Het uniforme bruto-inkomen is in het verworpen voorstel vastgeprikt op zo'n 12.500 gulden per maand. Na aftrek van een Europese belastingheffing blijft daar netto rond 9000 gulden van over. De hoogte van het brutobedrag stemt simpelweg overeen met het gemiddelde van wat de afgevaardigden uit de diverse lidstaten op hun bankrekening krijgen bijgeschreven. Dat betekent dat sommigen er straks op vooruit gaan en dat anderen moeten inleveren. Dit laatste geldt met name voor de Duitsers, Oostenrijkers en Italianen.

Het Parlement heeft steeds aangedrongen op een overgangsregeling, in die zin dat degenen die na de stembusronde van juni terugkeren, kunnen kiezen voor behoud van het oude loon. Over 5 jaar, na de volgende verkiezingen, zou die mogelijkheid vervallen. De ministers van Buitenlandse Zaken hielden deze nadrukkelijke wens echter buiten het voorstel waarover zij vorige week in Luxemburg overeenstemming bereikten. Zij vinden dat het nieuwe regime meteen van kracht moet zijn voor iedereen.

Wij accepteren geen dictaat, viel van de zijde van de tegenstanders van de afspraken van de bewindslieden te beluisteren. Maij-Weggen daarover: „Ik vind het een psychologische fout van de raad van ministers om het eigen voorstel van het Parlement te overrulen. Het is aan het Parlement om een statuut vast te stellen, niet aan de ministers.”

Van Dam acht die opstelling onterecht. Hij wijst erop dat het Verdrag van Amsterdam nadrukkelijk voorziet in een rol voor de Europese ministerraad op dit punt. Bij de vervolgbesprekingen is de overgangsregeling ongetwijfeld een heet hangijzer.

Onkostenvergoeding
Van Dam merkt over de hoogte van de beoogde beloning op: „Die ligt op een maatschappelijk aanvaardbaar niveau. Dat veel Europese ambtenaren meer verdienen, zoals sommigen als bezwaar aanvoeren, vormt onzes inziens aanleiding om de ambtelijke salarisschalen te herzien.”

De vertegenwoordiger van de kleine christelijke partijen heeft naar zijn zeggen alleen moeite met de wachtgeldregeling. „Die valt helaas spartaans uit. Na bijvoorbeeld 2 volle zittingsperioden stopt het inkomen 10 maanden later al. De lidstaten acht ik verantwoordelijk voor een fatsoenlijk overgangsrecht.”

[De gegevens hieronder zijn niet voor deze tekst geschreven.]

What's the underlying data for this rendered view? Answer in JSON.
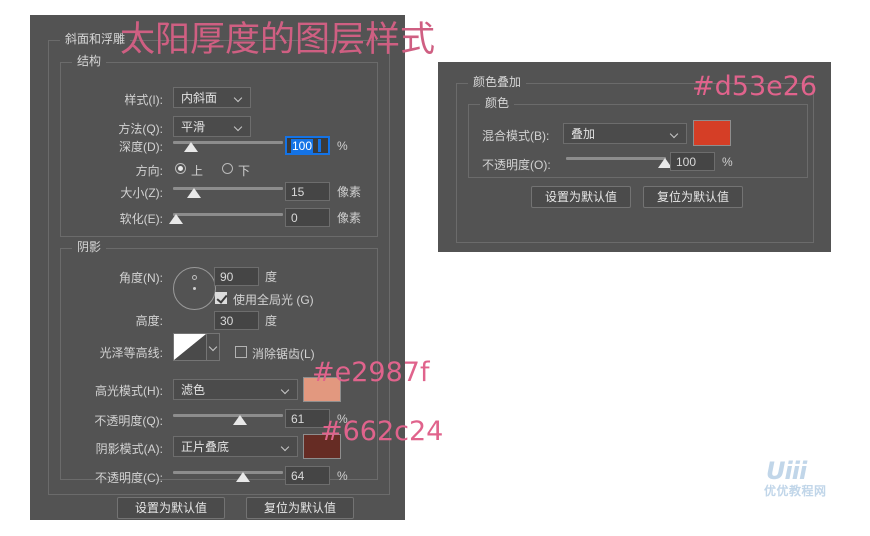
{
  "annotations": {
    "title": "太阳厚度的图层样式",
    "highlight_hex": "#e2987f",
    "shadow_hex": "#662c24",
    "overlay_hex": "#d53e26",
    "pink": "#e0638c"
  },
  "watermark": {
    "mark": "Uiii",
    "text": "优优教程网"
  },
  "bevel_panel": {
    "title": "斜面和浮雕",
    "structure": {
      "title": "结构",
      "style": {
        "label": "样式(I):",
        "value": "内斜面"
      },
      "technique": {
        "label": "方法(Q):",
        "value": "平滑"
      },
      "depth": {
        "label": "深度(D):",
        "value": "100",
        "unit": "%",
        "slider_pct": 15
      },
      "direction": {
        "label": "方向:",
        "up": "上",
        "down": "下",
        "selected": "上"
      },
      "size": {
        "label": "大小(Z):",
        "value": "15",
        "unit": "像素",
        "slider_pct": 18
      },
      "soften": {
        "label": "软化(E):",
        "value": "0",
        "unit": "像素",
        "slider_pct": 2
      }
    },
    "shading": {
      "title": "阴影",
      "angle": {
        "label": "角度(N):",
        "value": "90",
        "unit": "度"
      },
      "use_global_light": {
        "label": "使用全局光 (G)",
        "checked": true
      },
      "altitude": {
        "label": "高度:",
        "value": "30",
        "unit": "度"
      },
      "gloss_contour": {
        "label": "光泽等高线:"
      },
      "anti_alias": {
        "label": "消除锯齿(L)",
        "checked": false
      },
      "highlight_mode": {
        "label": "高光模式(H):",
        "value": "滤色",
        "color": "#e2987f"
      },
      "highlight_opacity": {
        "label": "不透明度(Q):",
        "value": "61",
        "unit": "%",
        "slider_pct": 61
      },
      "shadow_mode": {
        "label": "阴影模式(A):",
        "value": "正片叠底",
        "color": "#662c24"
      },
      "shadow_opacity": {
        "label": "不透明度(C):",
        "value": "64",
        "unit": "%",
        "slider_pct": 64
      }
    },
    "buttons": {
      "set_default": "设置为默认值",
      "reset_default": "复位为默认值"
    }
  },
  "color_overlay_panel": {
    "title": "颜色叠加",
    "color_group": {
      "title": "颜色",
      "blend_mode": {
        "label": "混合模式(B):",
        "value": "叠加",
        "color": "#d53e26"
      },
      "opacity": {
        "label": "不透明度(O):",
        "value": "100",
        "unit": "%",
        "slider_pct": 100
      }
    },
    "buttons": {
      "set_default": "设置为默认值",
      "reset_default": "复位为默认值"
    }
  }
}
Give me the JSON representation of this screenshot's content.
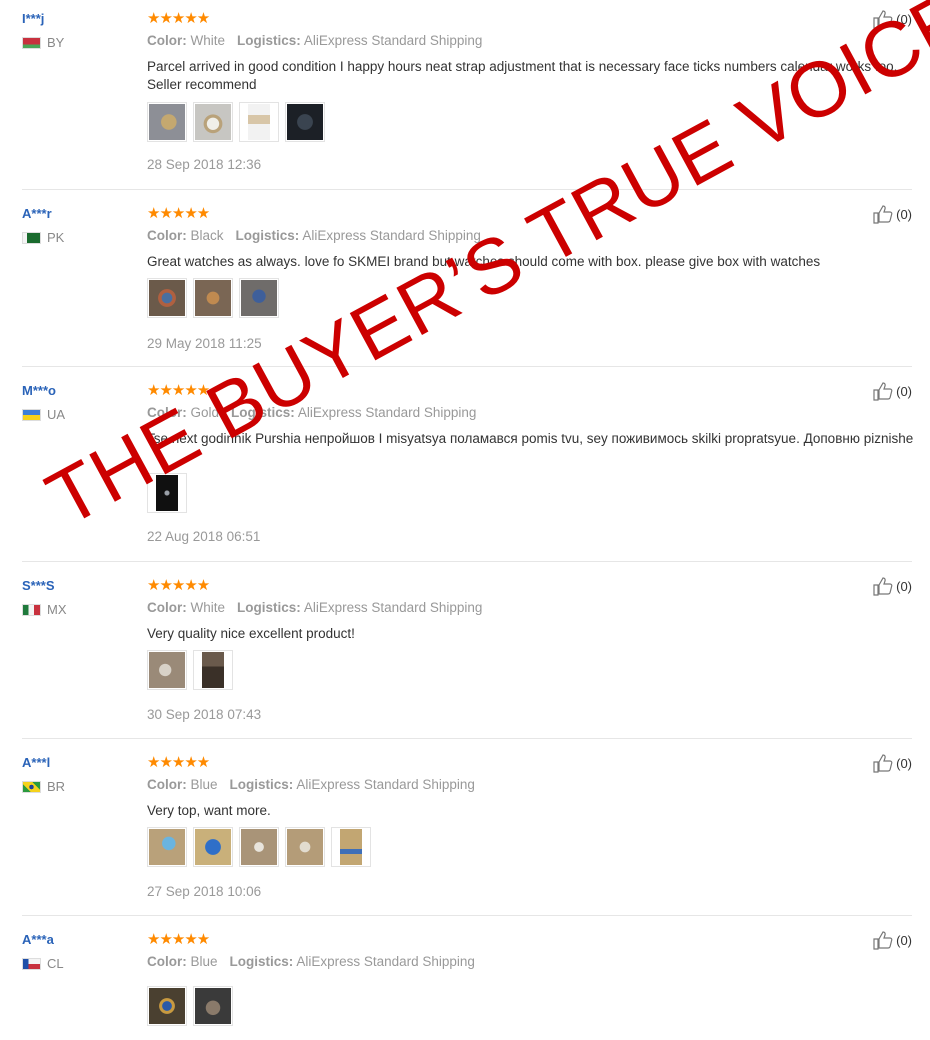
{
  "reviews": [
    {
      "user": "I***j",
      "country": "BY",
      "stars": "★★★★★",
      "color_label": "Color:",
      "color_value": "White",
      "logistics_label": "Logistics:",
      "logistics_value": "AliExpress Standard Shipping",
      "text": "Parcel arrived in good condition I happy hours neat strap adjustment that is necessary face ticks numbers calendar works too... Seller recommend",
      "photos": [
        "#8d8f96",
        "#c7c6c2",
        "#d8c6a8",
        "#1c2026"
      ],
      "date": "28 Sep 2018 12:36",
      "likes": "(0)"
    },
    {
      "user": "A***r",
      "country": "PK",
      "stars": "★★★★★",
      "color_label": "Color:",
      "color_value": "Black",
      "logistics_label": "Logistics:",
      "logistics_value": "AliExpress Standard Shipping",
      "text": "Great watches as always. love fo SKMEI brand but watches should come with box. please give box with watches",
      "photos": [
        "#6b5a4a",
        "#7a6654",
        "#6f6c6a"
      ],
      "date": "29 May 2018 11:25",
      "likes": "(0)"
    },
    {
      "user": "M***o",
      "country": "UA",
      "stars": "★★★★★",
      "color_label": "Color:",
      "color_value": "Gold",
      "logistics_label": "Logistics:",
      "logistics_value": "AliExpress Standard Shipping",
      "text": "Tse next godinnik Purshia непройшов I misyatsya поламався pomis tvu, sey поживимось skilki propratsyue. Доповню piznishe",
      "photos": [
        "#101010"
      ],
      "date": "22 Aug 2018 06:51",
      "likes": "(0)"
    },
    {
      "user": "S***S",
      "country": "MX",
      "stars": "★★★★★",
      "color_label": "Color:",
      "color_value": "White",
      "logistics_label": "Logistics:",
      "logistics_value": "AliExpress Standard Shipping",
      "text": "Very quality nice excellent product!",
      "photos": [
        "#9a8a78",
        "#6a5a4c"
      ],
      "date": "30 Sep 2018 07:43",
      "likes": "(0)"
    },
    {
      "user": "A***l",
      "country": "BR",
      "stars": "★★★★★",
      "color_label": "Color:",
      "color_value": "Blue",
      "logistics_label": "Logistics:",
      "logistics_value": "AliExpress Standard Shipping",
      "text": "Very top, want more.",
      "photos": [
        "#b9a17a",
        "#c9b07a",
        "#a99478",
        "#b49c78",
        "#c2a672"
      ],
      "date": "27 Sep 2018 10:06",
      "likes": "(0)"
    },
    {
      "user": "A***a",
      "country": "CL",
      "stars": "★★★★★",
      "color_label": "Color:",
      "color_value": "Blue",
      "logistics_label": "Logistics:",
      "logistics_value": "AliExpress Standard Shipping",
      "text": "",
      "photos": [
        "#4a4030",
        "#3a3a3a"
      ],
      "date": "",
      "likes": "(0)"
    }
  ],
  "watermark": "THE BUYER’S TRUE VOICE",
  "colors": {
    "accent": "#2a63b8",
    "stars": "#ff8a00",
    "watermark": "#cc0000"
  },
  "icons": {
    "like": "thumbs-up-icon"
  }
}
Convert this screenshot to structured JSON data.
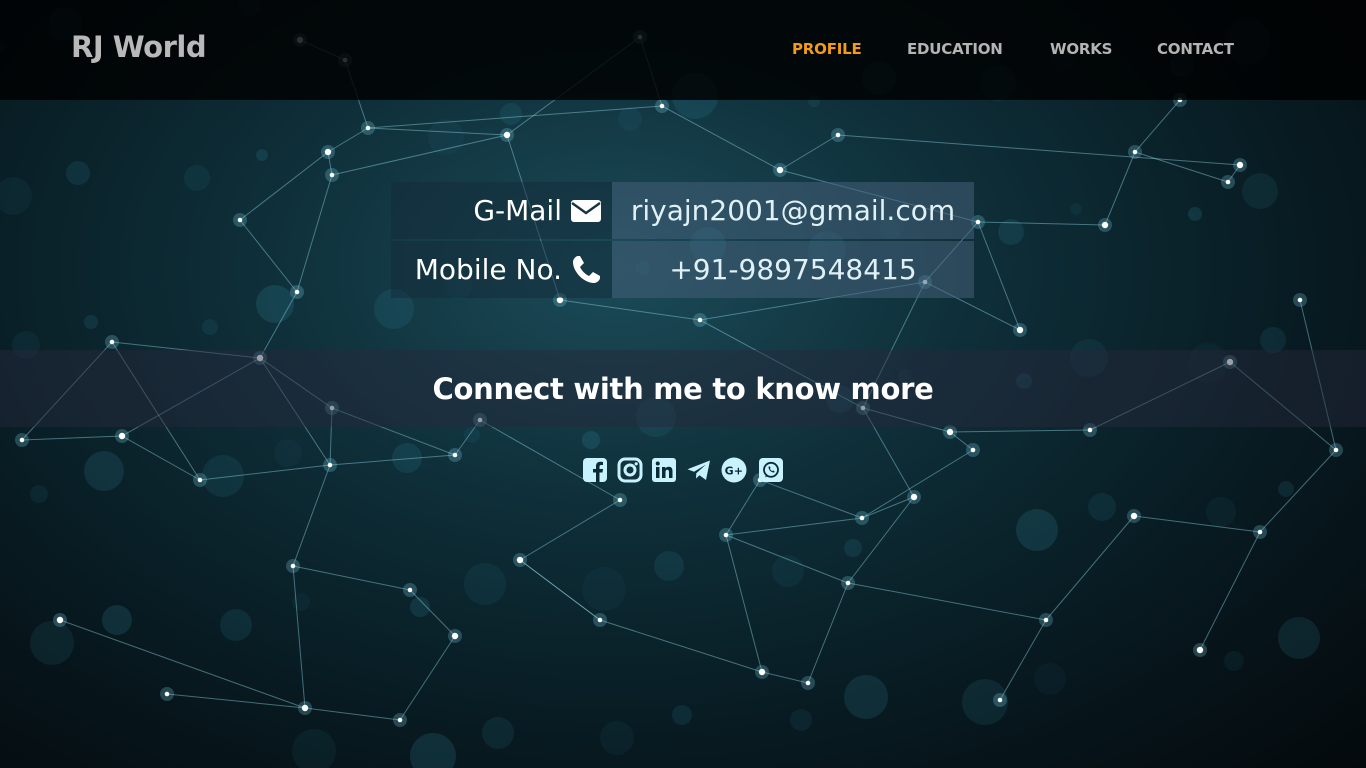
{
  "brand": "RJ World",
  "nav": {
    "profile": "PROFILE",
    "education": "EDUCATION",
    "works": "WORKS",
    "contact": "CONTACT"
  },
  "contact": {
    "gmail_label": "G-Mail",
    "gmail_value": "riyajn2001@gmail.com",
    "mobile_label": "Mobile No.",
    "mobile_value": "+91-9897548415"
  },
  "connect_text": "Connect with me to know more",
  "icons": {
    "gmail": "envelope-icon",
    "mobile": "phone-icon",
    "social": [
      "facebook-icon",
      "instagram-icon",
      "linkedin-icon",
      "telegram-icon",
      "google-plus-icon",
      "whatsapp-icon"
    ]
  },
  "colors": {
    "nav_active": "#f59b17",
    "nav_inactive": "#b4b4b4",
    "brand": "#b9b9b9",
    "social_icon": "#c9f2ff"
  }
}
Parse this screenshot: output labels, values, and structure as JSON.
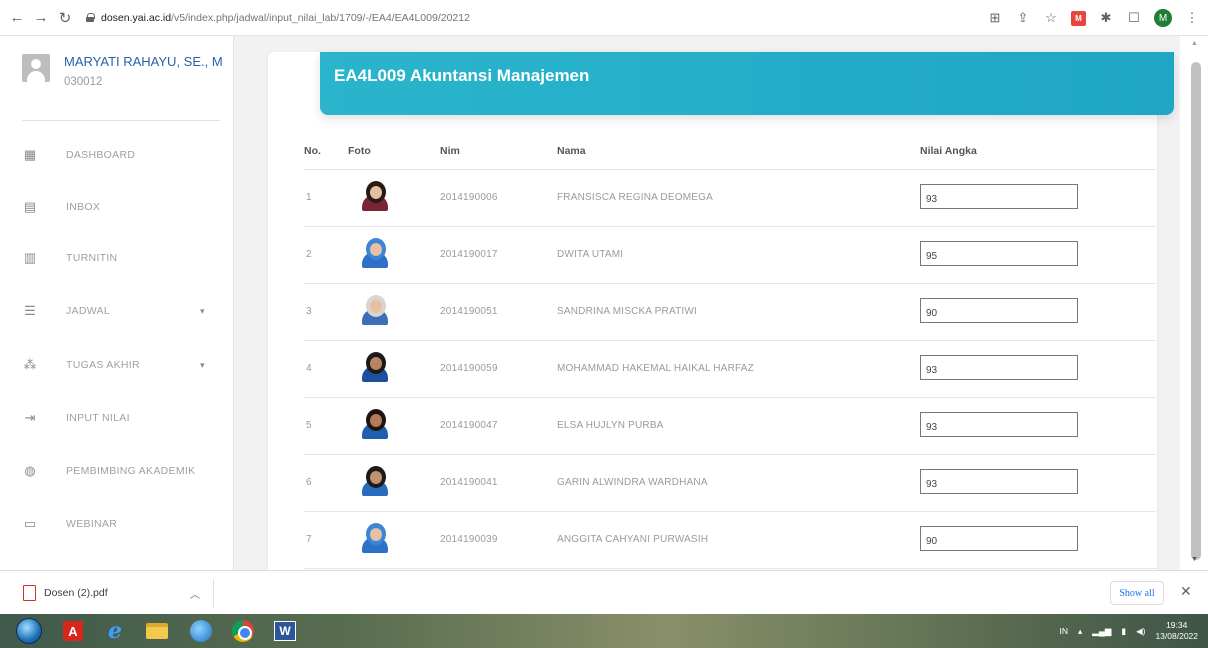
{
  "browser": {
    "url_host": "dosen.yai.ac.id",
    "url_path": "/v5/index.php/jadwal/input_nilai_lab/1709/-/EA4/EA4L009/20212",
    "profile_initial": "M"
  },
  "sidebar": {
    "user_name": "MARYATI RAHAYU, SE., M",
    "user_id": "030012",
    "items": [
      {
        "label": "DASHBOARD",
        "icon": "dashboard-icon",
        "caret": false
      },
      {
        "label": "INBOX",
        "icon": "inbox-icon",
        "caret": false
      },
      {
        "label": "TURNITIN",
        "icon": "turnitin-icon",
        "caret": false
      },
      {
        "label": "JADWAL",
        "icon": "schedule-icon",
        "caret": true
      },
      {
        "label": "TUGAS AKHIR",
        "icon": "users-icon",
        "caret": true
      },
      {
        "label": "INPUT NILAI",
        "icon": "input-icon",
        "caret": false
      },
      {
        "label": "PEMBIMBING AKADEMIK",
        "icon": "advisor-icon",
        "caret": false
      },
      {
        "label": "WEBINAR",
        "icon": "webinar-icon",
        "caret": false
      }
    ]
  },
  "card": {
    "title": "EA4L009 Akuntansi Manajemen"
  },
  "table": {
    "headers": {
      "no": "No.",
      "foto": "Foto",
      "nim": "Nim",
      "nama": "Nama",
      "nilai": "Nilai Angka"
    },
    "rows": [
      {
        "no": "1",
        "nim": "2014190006",
        "nama": "FRANSISCA REGINA DEOMEGA",
        "nilai": "93"
      },
      {
        "no": "2",
        "nim": "2014190017",
        "nama": "DWITA UTAMI",
        "nilai": "95"
      },
      {
        "no": "3",
        "nim": "2014190051",
        "nama": "SANDRINA MISCKA PRATIWI",
        "nilai": "90"
      },
      {
        "no": "4",
        "nim": "2014190059",
        "nama": "MOHAMMAD HAKEMAL HAIKAL HARFAZ",
        "nilai": "93"
      },
      {
        "no": "5",
        "nim": "2014190047",
        "nama": "ELSA HUJLYN PURBA",
        "nilai": "93"
      },
      {
        "no": "6",
        "nim": "2014190041",
        "nama": "GARIN ALWINDRA WARDHANA",
        "nilai": "93"
      },
      {
        "no": "7",
        "nim": "2014190039",
        "nama": "ANGGITA CAHYANI PURWASIH",
        "nilai": "90"
      }
    ]
  },
  "downloads": {
    "file_name": "Dosen (2).pdf",
    "show_all": "Show all"
  },
  "taskbar": {
    "lang": "IN",
    "time": "19:34",
    "date": "13/08/2022"
  },
  "colors": {
    "header_accent": "#2ab5cc",
    "user_name": "#2a62a8"
  }
}
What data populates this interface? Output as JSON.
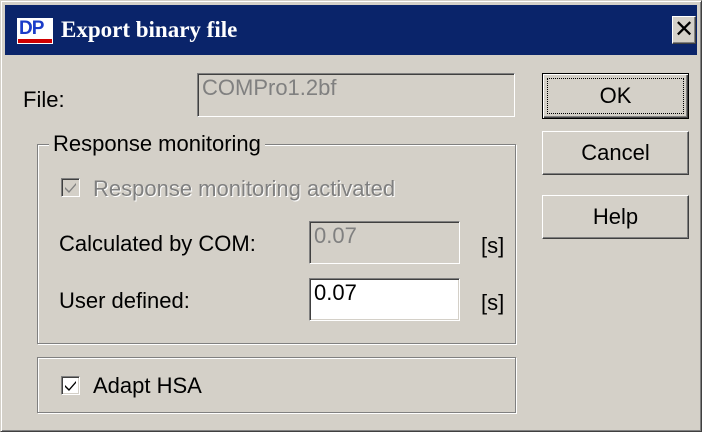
{
  "window": {
    "title": "Export binary file",
    "icon_text": "DP",
    "close_glyph": "✕"
  },
  "file": {
    "label": "File:",
    "value": "COMPro1.2bf"
  },
  "response_group": {
    "title": "Response monitoring",
    "activated_checkbox": {
      "label": "Response monitoring activated",
      "checked": true,
      "enabled": false
    },
    "calculated": {
      "label": "Calculated by COM:",
      "value": "0.07",
      "unit": "[s]"
    },
    "user_defined": {
      "label": "User defined:",
      "value": "0.07",
      "unit": "[s]"
    }
  },
  "hsa_group": {
    "adapt_checkbox": {
      "label": "Adapt HSA",
      "checked": true,
      "enabled": true
    }
  },
  "buttons": {
    "ok": "OK",
    "cancel": "Cancel",
    "help": "Help"
  },
  "colors": {
    "titlebar": "#0a246a",
    "face": "#d4d0c8",
    "disabled_text": "#808080"
  }
}
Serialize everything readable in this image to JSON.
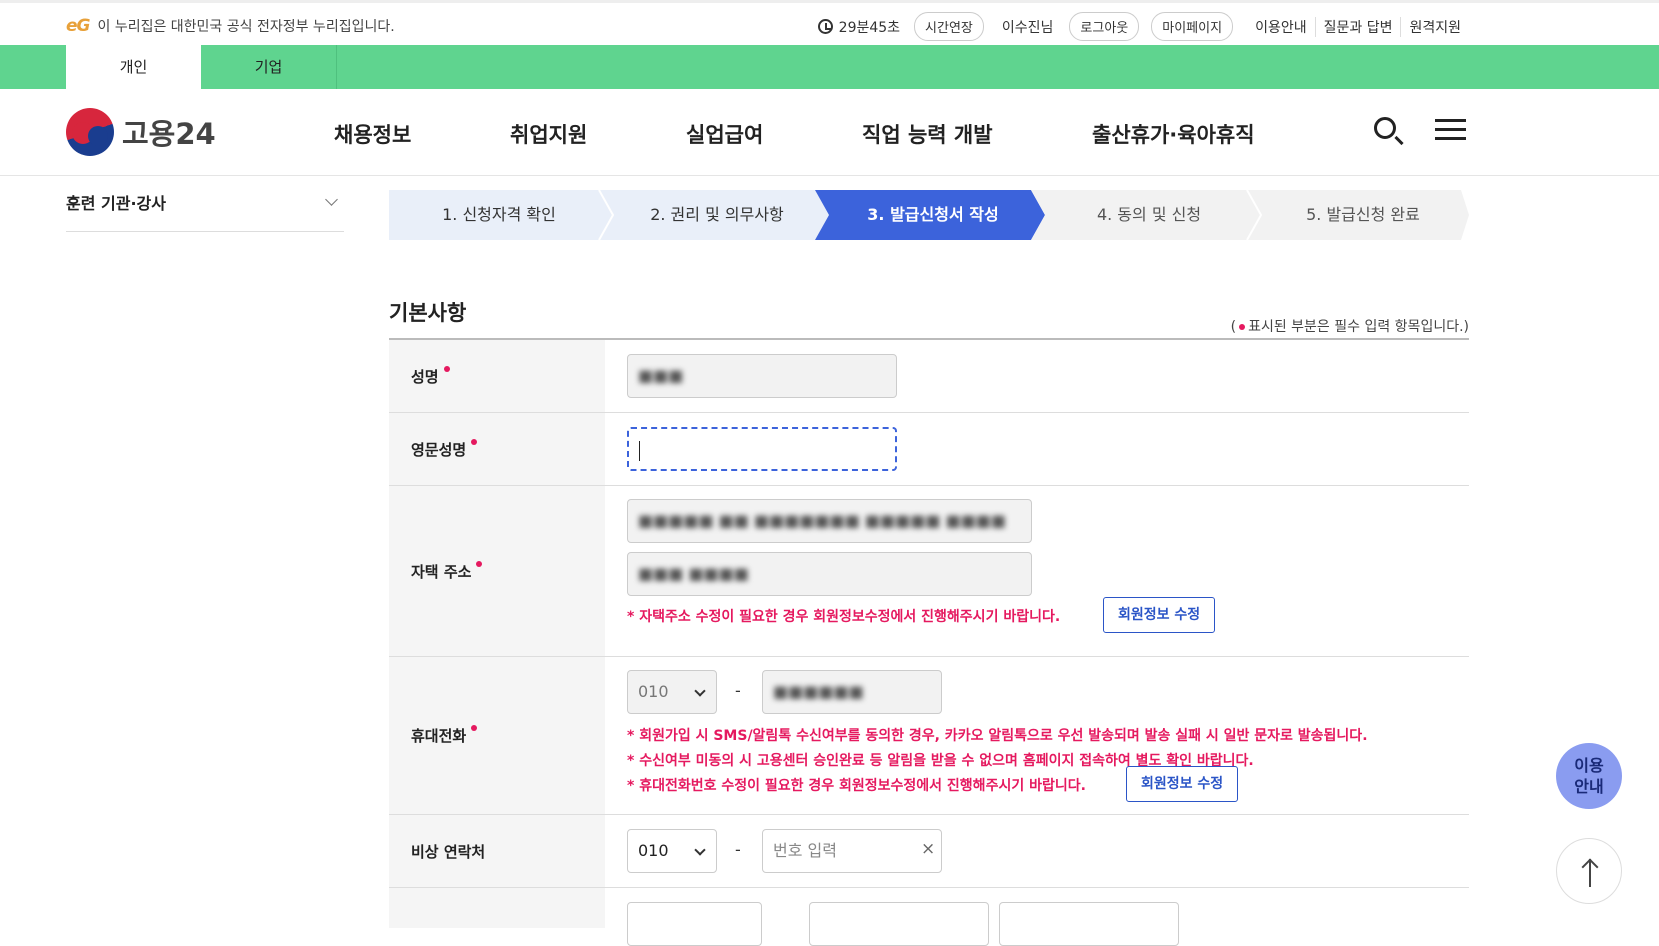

Behalve veranderingen in het salariëringssysteem staan er ook wijzigingen in de riante onkostenvergoedingen op stapel. Voortaan worden declaraties betaald op basis van werkelijk gemaakte kosten voor reizen, assistenten en bureau-uitgaven. De parlementariërs moeten netjes bonnetjes overleggen en een persoonlijk ondertekende verklaring. Maar voorlopig is het zover nog niet, met alle schade van dien voor het imago van het Europees Parlement.